Poster
in
Workshop: The 2nd Workshop on Reliable and Responsible Foundation Models
Multi-Modal Medical Image Augmentation for Controlled Heterogeneity and Fair Outcomes
SOO YONG KIM · Seunghyeok Hong
Keywords: [ Fairness and Class Imbalance ] [ Sketch-Conditioned Diffusion ] [ Medical Image Augmentation ] [ Diversity Metric ]
Limited data in medical imaging exacerbate class imbalance and fairness gaps, undermining deep-learning across diverse patient subgroups. GAN- and diffusion-based augmenters can expand datasets but often lack precise control over multiple clinical attributes and fail to cover the full range of real-world variability.

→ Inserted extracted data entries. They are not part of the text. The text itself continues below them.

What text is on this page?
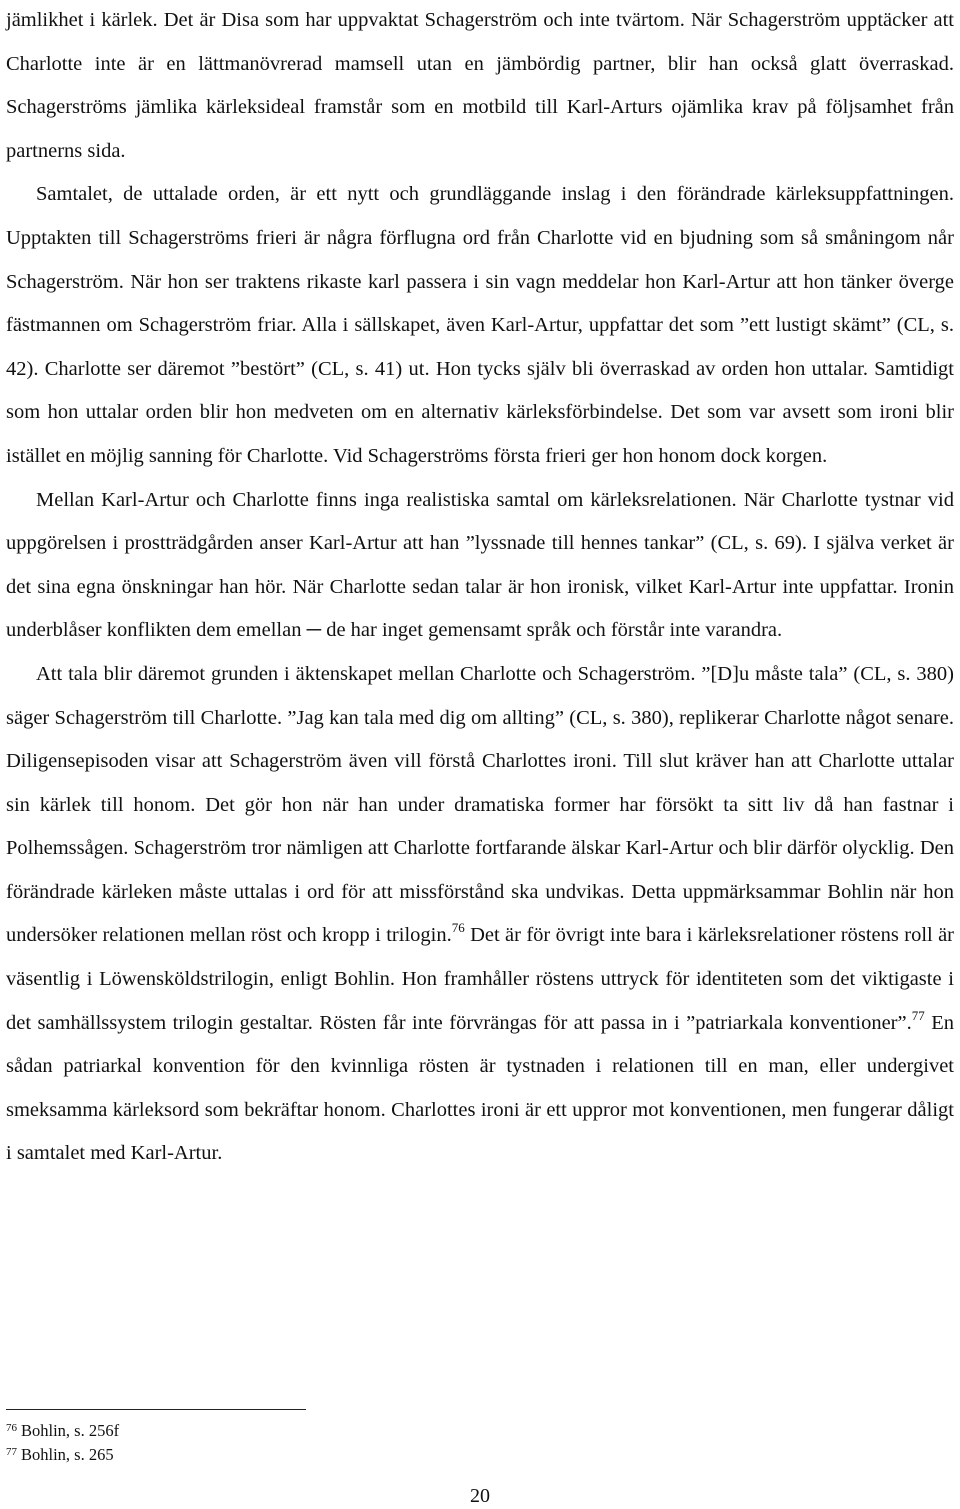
jämlikhet i kärlek. Det är Disa som har uppvaktat Schagerström och inte tvärtom. När Schagerström upptäcker att Charlotte inte är en lättmanövrerad mamsell utan en jämbördig partner, blir han också glatt överraskad. Schagerströms jämlika kärleksideal framstår som en motbild till Karl-Arturs ojämlika krav på följsamhet från partnerns sida.

Samtalet, de uttalade orden, är ett nytt och grundläggande inslag i den förändrade kärleksuppfattningen. Upptakten till Schagerströms frieri är några förflugna ord från Charlotte vid en bjudning som så småningom når Schagerström. När hon ser traktens rikaste karl passera i sin vagn meddelar hon Karl-Artur att hon tänker överge fästmannen om Schagerström friar. Alla i sällskapet, även Karl-Artur, uppfattar det som ”ett lustigt skämt” (CL, s. 42). Charlotte ser däremot ”bestört” (CL, s. 41) ut. Hon tycks själv bli överraskad av orden hon uttalar. Samtidigt som hon uttalar orden blir hon medveten om en alternativ kärleksförbindelse. Det som var avsett som ironi blir istället en möjlig sanning för Charlotte. Vid Schagerströms första frieri ger hon honom dock korgen.

Mellan Karl-Artur och Charlotte finns inga realistiska samtal om kärleksrelationen. När Charlotte tystnar vid uppgörelsen i prostträdgården anser Karl-Artur att han ”lyssnade till hennes tankar” (CL, s. 69). I själva verket är det sina egna önskningar han hör. När Charlotte sedan talar är hon ironisk, vilket Karl-Artur inte uppfattar. Ironin underblåser konflikten dem emellan ─ de har inget gemensamt språk och förstår inte varandra.

Att tala blir däremot grunden i äktenskapet mellan Charlotte och Schagerström. ”[D]u måste tala” (CL, s. 380) säger Schagerström till Charlotte. ”Jag kan tala med dig om allting” (CL, s. 380), replikerar Charlotte något senare. Diligensepisoden visar att Schagerström även vill förstå Charlottes ironi. Till slut kräver han att Charlotte uttalar sin kärlek till honom. Det gör hon när han under dramatiska former har försökt ta sitt liv då han fastnar i Polhemssågen. Schagerström tror nämligen att Charlotte fortfarande älskar Karl-Artur och blir därför olycklig. Den förändrade kärleken måste uttalas i ord för att missförstånd ska undvikas. Detta uppmärksammar Bohlin när hon undersöker relationen mellan röst och kropp i trilogin.$^{76}$ Det är för övrigt inte bara i kärleksrelationer röstens roll är väsentlig i Löwensköldstrilogin, enligt Bohlin. Hon framhåller röstens uttryck för identiteten som det viktigaste i det samhällssystem trilogin gestaltar. Rösten får inte förvrängas för att passa in i ”patriarkala konventioner”.$^{77}$ En sådan patriarkal konvention för den kvinnliga rösten är tystnaden i relationen till en man, eller undergivet smeksamma kärleksord som bekräftar honom. Charlottes ironi är ett uppror mot konventionen, men fungerar dåligt i samtalet med Karl-Artur.

$^{76}$ Bohlin, s. 256f

$^{77}$ Bohlin, s. 265

20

We introduce a four-step augmentation pipeline. First, an automated scoring function identifies which classes or regions most urgently need synthetic examples. Second, we construct sketch–image–text triplets from real scans, embedding age, sex, and disease labels. Third, we fine-tune a sketch-conditioned diffusion network for reliable sketch-to-image synthesis and boost variability by generating multiple, similarity-penalized sketches per case. Fourth, we propose a novel diversity metric that simultaneously measures semantic feature-space coverage and pixel-level dispersion—unlike FID or IS, it captures intra-class spread and boundary sharpness without human annotations. Experiments on chest X-rays show our pipeline delivers high-fidelity, diverse images aligned with user-specified conditions, substantially improving fairness and generalizability.